- Location: Bangi, Selangor, Malayan Union
- Date: 9 October 1947 6:10 p.m.
- Weapon: Pocket knife
- Deaths: 11
- Injured: 10
- Perpetrator: Mat Taram bin Sa'al
- Charges: Murder
- Verdict: Not criminally responsible

= 1947 Bangi stabbing =

Mass stabbing in Selangor, Malaysia

On 9 October 1947, a mass stabbing took place at Bangi Komuter station in Bangi, Selangor, British Malaya. Eleven people were killed and ten were injured on a FMSR train and outside the station before the perpetrator, 30-year-old Mat Taram bin Sa'al, was arrested in Sabak Bernam following a two-day manhunt. He was found not guilty for the insanity defense, and involuntarily committed to a mental hospital.

== Incident ==
On 9 October, Mat Taram and his family went to Labis by bus, where they boarded the mail train from Singapore to Kuala Lumpur. For most of the journey, Mat Taram remained quiet, but at about 6:10 p.m., when the train had just passed Bangi and was on its way to Kajang, he entered the restaurant car, drew a pocket knife with a four-inch blade and attacked four British Other Ranks of the Malaya Command Signals Regiment, who were having dinner at one of the tables. He killed sergeant Herbert Victor Marston by stabbing him in the heart, fatally stabbed J. Cormack in the abdomen, grievously injured Robert Ralston with a stab in the chest, and also stabbed a Malay named Mohamed Eusoff, as well as an Indian named Malimalai, who died from his chest wound on 12 October.

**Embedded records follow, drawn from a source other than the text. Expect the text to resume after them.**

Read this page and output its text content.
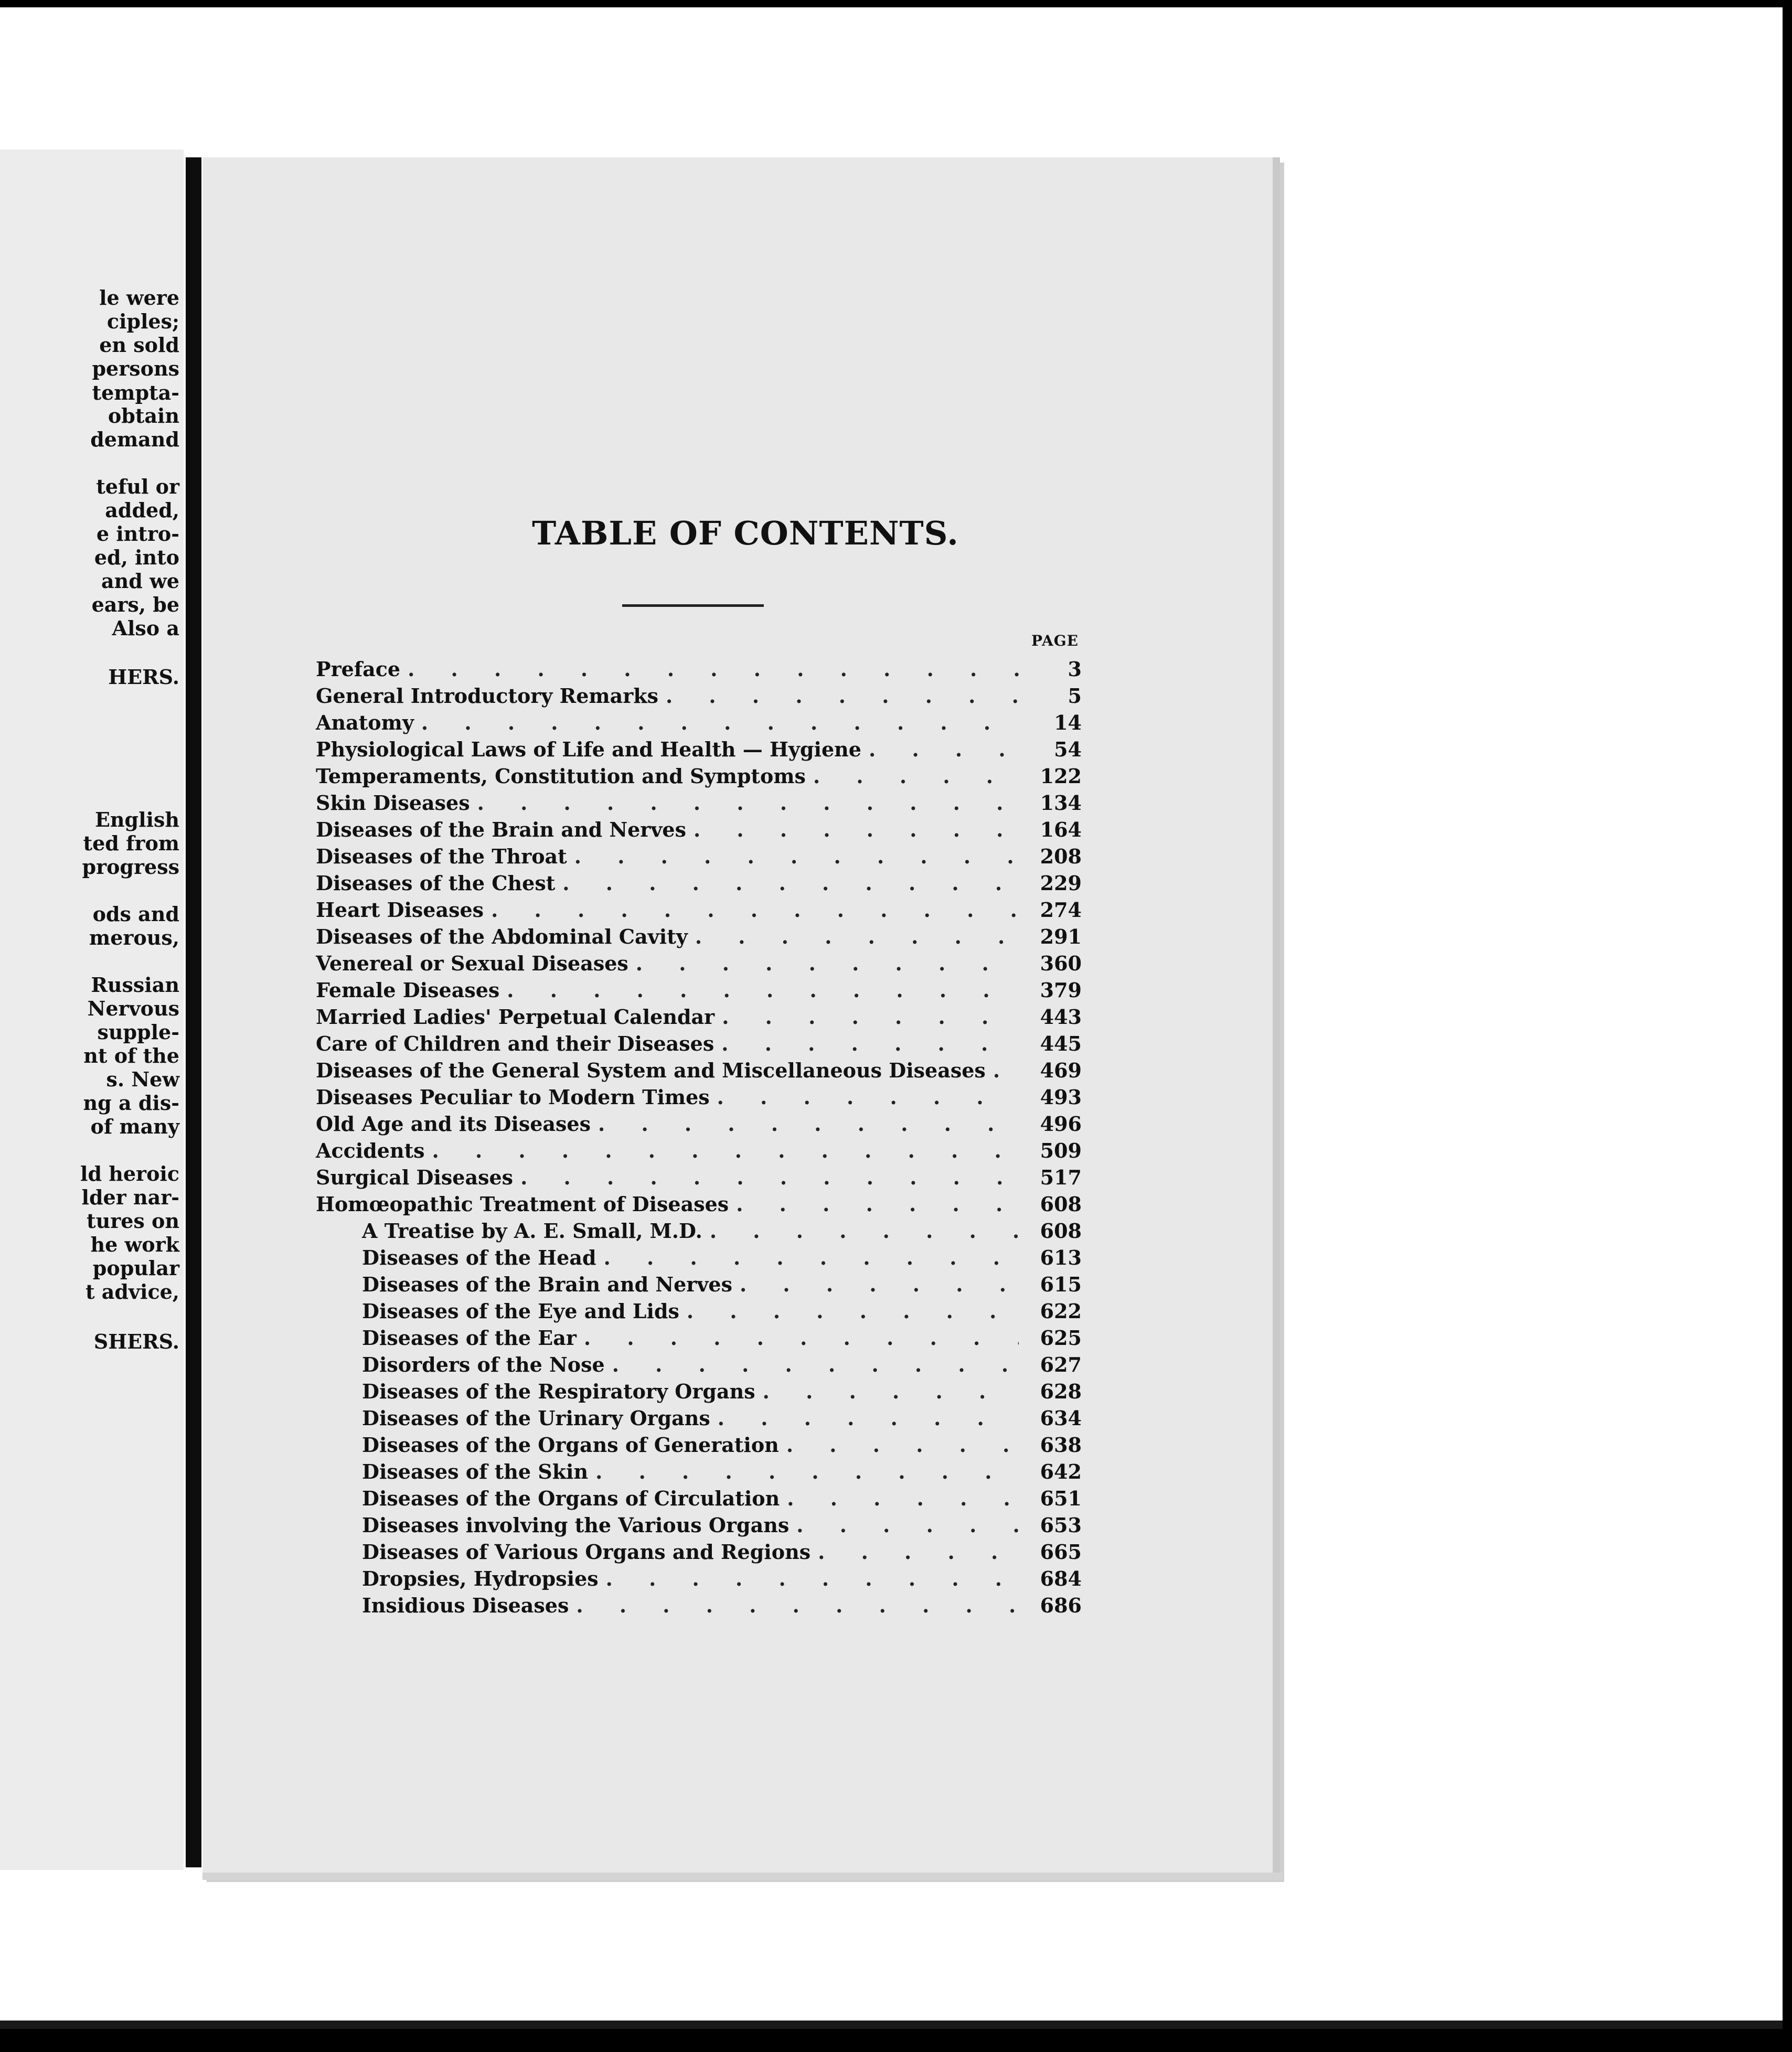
le were
ciples;
en sold
persons
tempta-
obtain
demand
teful or
added,
e intro-
ed, into
and we
ears, be
Also a
HERS.
English
ted from
progress
ods and
merous,
Russian
Nervous
supple-
nt of the
s. New
ng a dis-
of many
ld heroic
lder nar-
tures on
he work
popular
t advice,
SHERS.
TABLE OF CONTENTS.
PAGE
Preface . . .	3
General Introductory Remarks . . .	5
Anatomy . . .	14
Physiological Laws of Life and Health — Hygiene . . .	54
Temperaments, Constitution and Symptoms . . .	122
Skin Diseases . . .	134
Diseases of the Brain and Nerves . . .	164
Diseases of the Throat . . .	208
Diseases of the Chest . . .	229
Heart Diseases . . .	274
Diseases of the Abdominal Cavity . . .	291
Venereal or Sexual Diseases . . .	360
Female Diseases . . .	379
Married Ladies' Perpetual Calendar . . .	443
Care of Children and their Diseases . . .	445
Diseases of the General System and Miscellaneous Diseases . . .	469
Diseases Peculiar to Modern Times . . .	493
Old Age and its Diseases . . .	496
Accidents . . .	509
Surgical Diseases . . .	517
Homœopathic Treatment of Diseases . . .	608
A Treatise by A. E. Small, M.D. . . .	608
Diseases of the Head . . .	613
Diseases of the Brain and Nerves . . .	615
Diseases of the Eye and Lids . . .	622
Diseases of the Ear . . .	625
Disorders of the Nose . . .	627
Diseases of the Respiratory Organs . . .	628
Diseases of the Urinary Organs . . .	634
Diseases of the Organs of Generation . . .	638
Diseases of the Skin . . .	642
Diseases of the Organs of Circulation . . .	651
Diseases involving the Various Organs . . .	653
Diseases of Various Organs and Regions . . .	665
Dropsies, Hydropsies . . .	684
Insidious Diseases . . .	686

When the train was brought to an emergency halt, Mat Taram jumped off and disappeared into the jungle. Under a bridge near the railway tracks he stabbed a Chinese vagrant to death, and three miles further on entered a kongsi hut near Sungai Tangkas where he killed Cheow Hin, as well as two elderly women, and three children, and wounded nine other people, among them four children, before fleeing. Police arrived at the hut about one hour later, whereupon the wounded were brought to hospital. One of them, a woman, died from her wounds soon thereafter.

=== Manhunt ===
While hundreds of police officers were searching for him in the jungle around Bangi, Mat Taram went on a 90-mile march to his home in Parit Six, where he arrived 36 hours later. Upon being asked why he had returned, since it was thought that he was on his way to Sumatra, he told that he had no money for the trip and was on his way back home, but he had lost his wife and children when he was pushed out of the train after a fight that was incited by a Chinese boy who had spilt tea on him. Mat Taram was then brought to Sabak Bernam Police Station where he related his story, telling that he couldn't remember anything that happened after he was pushed off the train. One of the policemen, who had read the story about the mass murder in a newspaper, suspected that he could be the sought culprit, and so Mat Taram was arrested. Mat Taram was detained in Teluk Anson, where he was identified by his wife.

==Victims==

| *Cheow Hin, 40 *Chong Yit San, 7 *J. Cormack | *Liew Kew, 2 *Liew Ng Tai, 5 *Malimalai | *Herbert Victor Marston *Three elderly women *Chinese vagrant |

Those wounded were: Robert Ralston, Mohamed Eusoff, Liew Ngan, 8, Liew Fah, 14, Liew See Tai, 13, Chong Kew, 13, Ng Lan, 50, Chong Shuen, Wong Yee and Chin Sam.

== Perpetrator ==
Mat Taram bin Sa'al, also known as Utoh, was a Banjarese padi planter from Tunggal Island near Sumatra. He owned a farm in Parit Six, Bagan Terap, near Teluk Anson, but when he wanted to return to his birthplace, he sold his house and land for 200 Straits dollar, and together with his wife and three children took the train to Singapore, to inquire the price for the journey. Upon finding that he could not afford the fee for the ferry, he became depressed, and, according to his wife, stayed awake for two days, but eventually he decided to return to Parit Six.

== Legal proceedings ==
Mat Taram was charged with the murder of Herbert Marston on 13 October. The case was then transferred to the court in Kajang, where hearings began on October 14. On 29 October, Mat Taram was sent to the mental hospital in Tanjong Rambutan to be observed there for a month. On 4 May 1948, he was found to have been of unsound mind while committing the murders and was sentenced to be confined at the mental hospital in Tanjong Rambutan at the pleasure of the Ruler-in-Council.